Everyone from the president of the United States to the PTA president down the street worries about what goes on inside America's school buildings. Two new reports suggest that some of that hand-wringing should be directed toward the buildings themselves.
U.S. schools are facing a $271 billion deferred maintenance bill just to bring buildings up to working order, said a U.S. Green Building Council report released this month. That's more than $5,000 per student. Modernizing outdated schools could double that dollar amount, the report said.
Schools got a big, fat D on the 2013 Report Card for America's Infrastructure, a report issued every four years by the American Society of Civil Engineers (ASCE). The report gave infrastructure — transportation, water systems, bridges and dams, waste disposal facilities and schools — in the United States an overall grade of D+. Schools didn't do even that well.
Public school enrollment is projected to increase through 2019, but state and local school construction funding continues to drop, the ASCE report said. Spending on U.S. school construction declined to about $10 billion in 2012 — about half the level spent prior to the recession. Meanwhile, the condition of school facilities continues to be a significant concern for communities.
Both reports decried the absence of recent national data on school facilities, noting that last time the federal government did a comprehensive study on the condition of the nation's public school facilities was 18 years ago, in 1995.

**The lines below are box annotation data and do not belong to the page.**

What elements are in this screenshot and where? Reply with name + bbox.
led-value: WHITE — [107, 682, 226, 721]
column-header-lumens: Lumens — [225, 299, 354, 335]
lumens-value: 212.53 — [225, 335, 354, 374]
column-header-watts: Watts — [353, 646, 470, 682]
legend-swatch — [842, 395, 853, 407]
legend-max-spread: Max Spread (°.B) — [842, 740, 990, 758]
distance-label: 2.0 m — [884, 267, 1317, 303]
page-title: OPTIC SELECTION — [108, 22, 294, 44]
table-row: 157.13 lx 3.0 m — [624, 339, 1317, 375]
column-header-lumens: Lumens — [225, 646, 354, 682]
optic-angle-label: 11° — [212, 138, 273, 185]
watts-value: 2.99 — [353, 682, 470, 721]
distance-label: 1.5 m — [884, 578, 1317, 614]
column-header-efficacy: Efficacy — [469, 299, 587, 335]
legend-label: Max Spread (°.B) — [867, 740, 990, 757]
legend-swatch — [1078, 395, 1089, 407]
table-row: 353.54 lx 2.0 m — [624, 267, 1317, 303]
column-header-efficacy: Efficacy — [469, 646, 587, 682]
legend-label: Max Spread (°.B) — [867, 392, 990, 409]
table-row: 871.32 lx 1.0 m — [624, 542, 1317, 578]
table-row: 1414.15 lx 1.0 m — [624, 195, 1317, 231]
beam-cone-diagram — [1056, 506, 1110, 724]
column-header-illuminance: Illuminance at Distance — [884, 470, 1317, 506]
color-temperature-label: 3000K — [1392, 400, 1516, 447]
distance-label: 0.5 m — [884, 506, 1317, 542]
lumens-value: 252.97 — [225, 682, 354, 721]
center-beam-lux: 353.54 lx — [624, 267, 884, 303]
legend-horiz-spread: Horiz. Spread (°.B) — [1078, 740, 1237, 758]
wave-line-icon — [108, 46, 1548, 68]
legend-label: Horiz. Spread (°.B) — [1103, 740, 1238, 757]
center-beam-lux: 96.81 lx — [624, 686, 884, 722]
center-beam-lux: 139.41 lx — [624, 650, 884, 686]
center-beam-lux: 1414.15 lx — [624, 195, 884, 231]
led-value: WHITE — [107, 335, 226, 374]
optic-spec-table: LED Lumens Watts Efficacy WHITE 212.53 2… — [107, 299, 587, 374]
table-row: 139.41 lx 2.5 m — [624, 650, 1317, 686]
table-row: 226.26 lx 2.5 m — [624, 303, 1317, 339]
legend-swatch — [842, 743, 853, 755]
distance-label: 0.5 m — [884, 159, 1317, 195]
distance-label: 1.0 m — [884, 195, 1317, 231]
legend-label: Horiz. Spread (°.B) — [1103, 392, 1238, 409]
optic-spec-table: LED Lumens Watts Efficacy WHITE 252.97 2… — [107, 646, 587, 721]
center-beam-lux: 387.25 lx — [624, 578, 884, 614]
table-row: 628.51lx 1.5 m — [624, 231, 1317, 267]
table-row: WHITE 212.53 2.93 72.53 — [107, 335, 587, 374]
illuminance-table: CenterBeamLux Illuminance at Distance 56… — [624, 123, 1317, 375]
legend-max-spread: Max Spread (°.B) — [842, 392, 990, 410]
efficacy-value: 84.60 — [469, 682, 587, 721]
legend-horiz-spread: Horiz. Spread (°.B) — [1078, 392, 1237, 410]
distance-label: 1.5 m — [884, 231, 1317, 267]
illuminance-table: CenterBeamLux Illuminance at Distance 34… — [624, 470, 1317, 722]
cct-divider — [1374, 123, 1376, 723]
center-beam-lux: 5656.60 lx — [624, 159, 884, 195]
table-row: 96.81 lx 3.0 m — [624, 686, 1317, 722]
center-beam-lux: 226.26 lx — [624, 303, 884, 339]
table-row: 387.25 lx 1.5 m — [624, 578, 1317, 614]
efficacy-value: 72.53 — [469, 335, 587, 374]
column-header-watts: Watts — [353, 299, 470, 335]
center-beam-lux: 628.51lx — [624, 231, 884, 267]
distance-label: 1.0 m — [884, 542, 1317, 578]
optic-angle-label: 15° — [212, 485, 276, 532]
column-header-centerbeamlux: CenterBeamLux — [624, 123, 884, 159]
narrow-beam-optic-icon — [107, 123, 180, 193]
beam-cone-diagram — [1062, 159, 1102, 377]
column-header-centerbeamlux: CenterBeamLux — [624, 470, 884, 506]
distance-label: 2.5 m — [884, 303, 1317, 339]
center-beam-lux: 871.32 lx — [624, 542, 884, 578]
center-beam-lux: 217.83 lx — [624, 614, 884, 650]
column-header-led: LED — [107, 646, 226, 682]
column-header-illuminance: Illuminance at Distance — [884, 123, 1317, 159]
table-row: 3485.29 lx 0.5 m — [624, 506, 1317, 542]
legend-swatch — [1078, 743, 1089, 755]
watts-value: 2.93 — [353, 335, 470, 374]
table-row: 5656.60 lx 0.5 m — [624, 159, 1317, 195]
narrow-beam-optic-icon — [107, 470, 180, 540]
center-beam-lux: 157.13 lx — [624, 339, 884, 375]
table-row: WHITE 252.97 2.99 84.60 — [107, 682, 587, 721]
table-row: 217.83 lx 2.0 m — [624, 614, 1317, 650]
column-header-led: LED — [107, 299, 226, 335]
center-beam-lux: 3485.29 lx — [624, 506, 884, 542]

Decisions about building and maintaining public schools rest with local districts, although state and federal money enters those equations to varying degrees, said Gordon Beck, director of school facilities and organization for Washington's state school system.
"The simple reality of it is that local taxpayers will bear the burden by passing bond issues," said Beck, who helped write a federal resource guide for school facilities management. (When voters approve a bond issue to finance a school project, a district sells bonds to cover the cost, then pays back the bond with tax dollars.)
The building boost
The reasons for ensuring that school buildings are up-to-date and in good repair are many. Research shows that school buildings can affect student learning, for instance. A 2013 study in "Building and Environment," an English research journal, found that good classroom conditions could increase learning rates by as much as 25 percent.
Factors considered in the study included quality and quantity of natural light, noise, temperature, air quality, crowding, layout and the school's ability to provide varied learning environments.
Modernized buildings save money on energy costs, too. The school district in Loudon County, Va., saved more than $28 million over the past five years by constructing new buildings more sustainably and updating inefficient systems at older schools, according to Education Week, a national newspaper focused on K-12 learning.
And building a new school or updating an old one presents an opportunity to create a school built for 21st-century students — technology-enabled and adapted to collaborative learning.
"The whole idea when I went to school was that kids should keep quiet, sit up straight and pay attention. They got it all wrong," said Philip J. Poinelli, a certified educational facilities planner living in Cambridge, Mass.
Brain research shows that traditional classrooms designed for stand-and-deliver instruction aren't the best learning environments, Poinelli said.